Marc Sumner (Schweiger) might have his priorities out of order, or maybe not – it all depends on your perspective on life. For him, the greatest moment of any day is the time spent on the road, straddling his racing bike as he flies through winding roads of the German countryside. Here’s where his priorities are called into question: his love of biking seems to override his sense of responsibility to anything or anyone else. His daughter (Luna Schweiger) places a close second in his heart, but his inability to connect with her as she asks probing questions about Marc’s estranged relationship with her deceased grandfather for which he can’t muster any straight answers, instead leaving him to regale her with one of the many embellished anecdotes he’s absorbed in his extensive reading and traveling. A job? On his list of things to do, it barely manages to reach into the top four, as he gets fired from every job for being too social. He can’t help it though, he’s a born storyteller – it fulfills him almost as much as biking, but he’s ceased any professional pursuit of it after feedback from an editor discouraged him.
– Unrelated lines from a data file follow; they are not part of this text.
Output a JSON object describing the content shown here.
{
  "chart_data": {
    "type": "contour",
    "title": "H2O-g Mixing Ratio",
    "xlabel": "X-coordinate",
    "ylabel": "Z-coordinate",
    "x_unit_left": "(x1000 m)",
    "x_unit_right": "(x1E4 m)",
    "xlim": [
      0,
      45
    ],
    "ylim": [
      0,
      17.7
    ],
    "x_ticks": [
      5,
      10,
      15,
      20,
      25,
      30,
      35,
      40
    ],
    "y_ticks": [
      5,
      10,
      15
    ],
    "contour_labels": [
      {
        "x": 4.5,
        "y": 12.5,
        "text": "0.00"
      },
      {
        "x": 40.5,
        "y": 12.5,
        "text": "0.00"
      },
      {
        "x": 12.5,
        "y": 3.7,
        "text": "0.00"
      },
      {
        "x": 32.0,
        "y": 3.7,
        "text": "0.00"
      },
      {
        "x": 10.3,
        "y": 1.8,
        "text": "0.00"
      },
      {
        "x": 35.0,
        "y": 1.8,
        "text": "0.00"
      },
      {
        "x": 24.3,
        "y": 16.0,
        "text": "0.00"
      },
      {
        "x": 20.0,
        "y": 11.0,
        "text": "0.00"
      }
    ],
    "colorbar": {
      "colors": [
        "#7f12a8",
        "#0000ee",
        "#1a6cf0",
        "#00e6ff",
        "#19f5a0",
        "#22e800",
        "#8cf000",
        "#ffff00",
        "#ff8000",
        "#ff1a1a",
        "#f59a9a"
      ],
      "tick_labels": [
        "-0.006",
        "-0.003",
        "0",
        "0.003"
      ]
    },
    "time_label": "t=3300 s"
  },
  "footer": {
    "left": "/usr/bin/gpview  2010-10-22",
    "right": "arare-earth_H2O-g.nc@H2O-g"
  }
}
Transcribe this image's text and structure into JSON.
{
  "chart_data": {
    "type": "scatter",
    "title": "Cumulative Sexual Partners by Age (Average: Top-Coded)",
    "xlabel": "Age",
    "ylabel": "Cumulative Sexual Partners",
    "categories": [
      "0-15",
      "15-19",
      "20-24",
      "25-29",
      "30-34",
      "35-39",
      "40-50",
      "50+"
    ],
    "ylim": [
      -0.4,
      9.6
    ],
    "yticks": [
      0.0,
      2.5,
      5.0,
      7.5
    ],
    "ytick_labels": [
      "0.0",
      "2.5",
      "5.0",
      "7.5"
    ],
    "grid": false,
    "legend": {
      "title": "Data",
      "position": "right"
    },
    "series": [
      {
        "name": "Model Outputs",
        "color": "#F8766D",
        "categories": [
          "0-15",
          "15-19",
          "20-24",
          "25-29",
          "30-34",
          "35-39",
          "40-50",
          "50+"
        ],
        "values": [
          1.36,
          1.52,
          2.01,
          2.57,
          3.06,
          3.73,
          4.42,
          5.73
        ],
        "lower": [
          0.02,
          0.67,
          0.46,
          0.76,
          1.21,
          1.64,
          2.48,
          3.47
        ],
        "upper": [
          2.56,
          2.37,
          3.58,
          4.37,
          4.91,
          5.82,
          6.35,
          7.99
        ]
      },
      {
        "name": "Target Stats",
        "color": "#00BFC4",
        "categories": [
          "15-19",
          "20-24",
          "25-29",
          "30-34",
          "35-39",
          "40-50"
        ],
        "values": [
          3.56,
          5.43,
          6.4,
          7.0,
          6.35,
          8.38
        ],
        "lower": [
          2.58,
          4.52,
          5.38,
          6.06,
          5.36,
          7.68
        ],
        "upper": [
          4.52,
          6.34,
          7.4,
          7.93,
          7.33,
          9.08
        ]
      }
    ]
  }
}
In a twist of bittersweet misfortune, Marc becomes the victim of a late night hit and run, leaving him in critical condition and with an amputated left leg. Suddenly, his daily biking respite seems impossibly out of reach and he begins to float adrif in life. It’s an unfortunate catalyst to be sure, but after a year of self-pity and misery, he finally finds the courage to pursue his on-again off-again romance with Nika (Jana Pallaske) at a more permanent pace leading him to reopen doors he’d once nailed shut. In losing that singular element of his personality that he’d placed above all else, he falls back to find the relationships he neglected waiting with open arms and willing to get him back on track and redefine who he is into a more manageable division of interests.
It’s hard to find fault with any of the performances in Phantom Pain as so much of the weight falls on Til Schweiger’s capable shoulders and he carries the film effortlessly with the right balance of egotism and affability that makes him a slacker you want to simultaneously rebuke and encourage. In fact, it’s the pitch perfect characterization for the film, because it’s that egotism that makes the setup for the second half, where Marc reels from the accident and denies his downward spiral, a sensible path for the story. His writing and his choice of hobby, biking (alone, mostly), make it clear that his love of entertaining others with tall and factual tales alike are secondary to his value of solitude; that even as he works hard to draw the right people close, he knows the exact distance they can approach before he’ll retreat behind a false wall of umbrage. Schweiger’s performance makes the film a compelling character study, but without the great supporting cast, it’s hard to say if all the pieces would still have fallen into place. It just doesn’t seem possible because as much as it’s a film about a solitary man, the true weight lies in the latter half where the relationships effectively pile on.
DVD Bonus Features
Besides some sparse “making of” production footage, there are some bite-size interviews with Schweiger, Pallaske, Stipe Erceg (Marc’s close friend, Alexander), Director Matthias Emcke, and Producer Sebastian Zuhr.
"Phantom Pain" is on sale August 30, 2011 and is not rated. Drama. Written and directed by Matthias Emcke. Starring Til Schweiger, Luna Schweiger, Stipe Erceg, Jana Pallaske.